My mother taught us to love art and history and literature, but we also grew up in a post-Catholic family, so our art was more historical depictions than Christocentric. My grandmother has a host of crucifixes in her home and a bowl of the host in her china hutch (over which I nearly lost my head as a seven year old when I asked her if I should throw out the stale cracker I found while dusting said hutch). We regularly prayed that Gramma would get saved. I did not have an appreciation for depictions of Christ or the Holy Week or the cross, even into my adulthood. The reason given (and unquestioningly received by me) was that Christ rose from the dead so why would we focus on the suffering that happened before? Empty crosses are for the Christian, full ones are for those whose faith is weak and anemic or in need of something more than Christ’s resurrection. We pray for those people to get saved.

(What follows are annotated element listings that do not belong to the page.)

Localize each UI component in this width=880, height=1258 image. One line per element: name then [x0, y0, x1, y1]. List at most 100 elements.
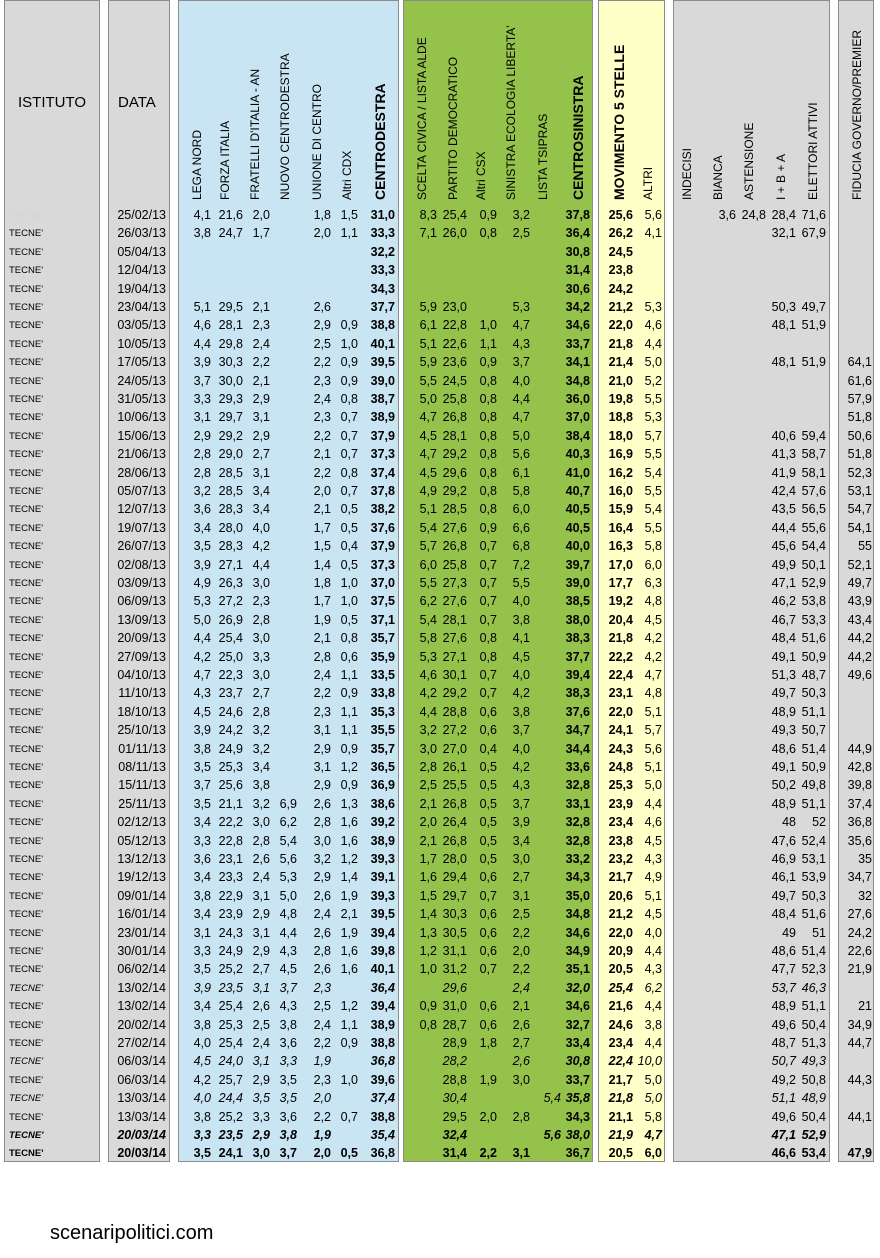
value-cell-col6: 1,9 — [313, 1128, 331, 1142]
value-cell-col14: 38,3 — [565, 631, 590, 646]
date-cell: 20/02/14 — [117, 1017, 166, 1032]
value-cell-col7: 0,9 — [340, 686, 358, 701]
value-cell-col22: 34,9 — [847, 1017, 872, 1032]
value-cell-col8: 39,4 — [370, 925, 395, 940]
value-cell-col21: 51,4 — [801, 741, 826, 756]
value-cell-col12: 2,5 — [512, 226, 530, 241]
date-cell: 20/03/14 — [117, 1128, 166, 1142]
value-cell-col4: 3,0 — [252, 668, 270, 682]
value-cell-col14: 31,4 — [565, 263, 590, 278]
value-cell-col14: 36,4 — [565, 226, 590, 241]
institute-cell: TECNE' — [9, 1074, 44, 1086]
value-cell-col8: 37,1 — [370, 612, 395, 627]
value-cell-col21: 59,4 — [801, 428, 826, 443]
value-cell-col12: 3,8 — [512, 612, 530, 627]
value-cell-col16: 4,3 — [644, 962, 662, 977]
value-cell-col14: 34,9 — [565, 944, 590, 958]
institute-cell: TECNE' — [9, 394, 44, 405]
value-cell-col8: 39,0 — [370, 373, 395, 388]
value-cell-col7: 0,4 — [340, 539, 358, 554]
value-cell-col16: 4,5 — [644, 833, 662, 848]
value-cell-col7: 0,9 — [340, 318, 358, 333]
value-cell-col14: 32,7 — [565, 1017, 590, 1032]
value-cell-col6: 1,9 — [313, 1054, 331, 1069]
value-cell-col22: 36,8 — [847, 815, 872, 830]
value-cell-col21: 52 — [812, 815, 826, 830]
value-cell-col14: 30,8 — [565, 1054, 590, 1069]
value-cell-col16: 4,5 — [644, 907, 662, 922]
value-cell-col16: 4,8 — [644, 686, 662, 701]
value-cell-col7: 0,9 — [340, 1036, 358, 1050]
value-cell-col8: 38,2 — [370, 502, 395, 517]
value-cell-col8: 35,4 — [370, 1128, 395, 1142]
poll-table: ISTITUTO DATA LEGA NORD FORZA ITALIA FRATELL… — [0, 0, 880, 1258]
value-cell-col21: 67,9 — [801, 226, 826, 241]
value-cell-col14: 37,0 — [565, 410, 590, 425]
value-cell-col12: 3,7 — [512, 723, 530, 738]
value-cell-col12: 3,7 — [512, 796, 530, 811]
value-cell-col16: 5,0 — [644, 355, 662, 370]
value-cell-col7: 0,5 — [340, 612, 358, 627]
value-cell-col12: 2,2 — [512, 962, 530, 977]
value-cell-col16: 5,4 — [644, 465, 662, 480]
value-cell-col21: 51,3 — [801, 1036, 826, 1050]
value-cell-col4: 2,2 — [252, 355, 270, 370]
date-cell: 13/03/14 — [117, 1109, 166, 1124]
value-cell-col21: 71,6 — [801, 208, 826, 222]
value-cell-col16: 4,3 — [644, 852, 662, 866]
value-cell-col8: 33,5 — [370, 668, 395, 682]
value-cell-col16: 5,0 — [644, 1091, 662, 1106]
value-cell-col8: 40,1 — [370, 336, 395, 351]
value-cell-col21: 50,4 — [801, 1017, 826, 1032]
date-cell: 17/05/13 — [117, 355, 166, 370]
value-cell-col22: 24,2 — [847, 925, 872, 940]
value-cell-col12: 5,0 — [512, 428, 530, 443]
value-cell-col22: 43,4 — [847, 612, 872, 627]
value-cell-col7: 1,0 — [340, 336, 358, 351]
value-cell-col21: 51,1 — [801, 999, 826, 1014]
value-cell-col22: 54,1 — [847, 520, 872, 535]
value-cell-col14: 34,3 — [565, 1109, 590, 1124]
value-cell-col7: 1,9 — [340, 888, 358, 903]
column-header-11: Altri CSX — [474, 151, 488, 200]
value-cell-col8: 37,9 — [370, 539, 395, 554]
value-cell-col14: 34,2 — [565, 300, 590, 314]
value-cell-col4: 2,9 — [252, 428, 270, 443]
value-cell-col22: 39,8 — [847, 778, 872, 793]
site-footer: scenaripolitici.com — [50, 1222, 214, 1244]
value-cell-col12: 4,7 — [512, 318, 530, 333]
value-cell-col4: 3,1 — [252, 410, 270, 425]
value-cell-col22: 35,6 — [847, 833, 872, 848]
value-cell-col16: 4,4 — [644, 944, 662, 958]
date-cell: 16/01/14 — [117, 907, 166, 922]
value-cell-col14: 40,3 — [565, 447, 590, 462]
value-cell-col21: 58,1 — [801, 465, 826, 480]
institute-cell: TECNE' — [9, 541, 44, 553]
value-cell-col14: 34,6 — [565, 318, 590, 333]
value-cell-col7: 1,1 — [340, 723, 358, 738]
date-cell: 20/03/14 — [117, 1146, 166, 1161]
value-cell-col16: 4,0 — [644, 925, 662, 940]
value-cell-col4: 2,8 — [252, 612, 270, 627]
institute-cell: TECNE' — [9, 578, 44, 589]
value-cell-col14: 34,3 — [565, 870, 590, 885]
value-cell-col7: 1,3 — [340, 796, 358, 811]
value-cell-col14: 30,6 — [565, 281, 590, 296]
date-cell: 09/01/14 — [117, 888, 166, 903]
value-cell-col16: 5,5 — [644, 520, 662, 535]
institute-cell: TECNE' — [9, 614, 44, 626]
column-header-21: ELETTORI ATTIVI — [806, 102, 820, 200]
value-cell-col12: 2,2 — [512, 925, 530, 940]
value-cell-col12: 4,0 — [512, 373, 530, 388]
value-cell-col4: 2,1 — [252, 300, 270, 314]
value-cell-col14: 34,8 — [565, 907, 590, 922]
institute-cell: TECNE' — [9, 927, 44, 939]
institute-cell: TECNE' — [9, 688, 44, 700]
value-cell-col22: 44,1 — [847, 1109, 872, 1124]
date-cell: 10/05/13 — [117, 336, 166, 351]
value-cell-col22: 49,7 — [847, 576, 872, 590]
date-cell: 05/12/13 — [117, 833, 166, 848]
value-cell-col8: 34,3 — [370, 281, 395, 296]
value-cell-col22: 57,9 — [847, 392, 872, 406]
value-cell-col7: 0,5 — [340, 1146, 358, 1161]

But now I am in my midlife and my body creaks and groans, my shoulders bear the weight of the sofa we hoisted into the loft last Saturday, my eyes grow increasingly in need of supplemental help above my contacts. When I was young and my body invincible, the empty cross made sense. Why would I dwell on the death when my whole life was in front of me? Some might say that my faith is weaker than theirs, that the rhythms of liturgy and the paintings of Holy Week and recitations of the creeds aren’t necessary for faith like theirs, where the empty cross carries them through a whole year. And I get that. I have also been there and anticipate being there again. But I am not there now. Not this year.
This year I need to see the gaunt curves of a Savior’s hipbone in the artist’s depiction. I need the downcast eyes of a Son who feels rejected by his Father (and brave enough to say it in front of those he led). I need the variety of skin colors on Christ followers through the ages, reminding me that this white evangelical situation we’re in today isn’t even a smidgen of the cloud of witnesses we’ll be among someday. I need the women being the first to see and believe and preach the gospel of the risen Christ. And, as always, I need the vividness of Thomas’s hands reaching toward the holes in Christ’s body.
I used to believe icons were idols, but I see now they’re visual stories made by human hands for human eyes and human hearts, to help us turn our gaze upon Jesus, to see full in his wonderful face, so these things of earth grow slowly and strangely dim in the light of his glory and full on abounding grace.
Make more art, friends. More and more and more. Make it of what has been made before and what will be made again. Say it again, that which has been said a thousand ways and a thousand times before. Fill it out and flesh it in and set it before the readers and viewers and seers and needers. Making art is like waking from a dream and trying to reconstruct it for your friend or neighbor, what is so alive and real to you will still fall flat to them, but it helps. Just a little bit more, it helps. We still have some time to go before we see Him face to face without all the mess of this place crowding it out and we need to remember again what every Christian before us has tried to remember: this happened, this crucifixion, this resurrection, this rising to new life, this eternity starting now.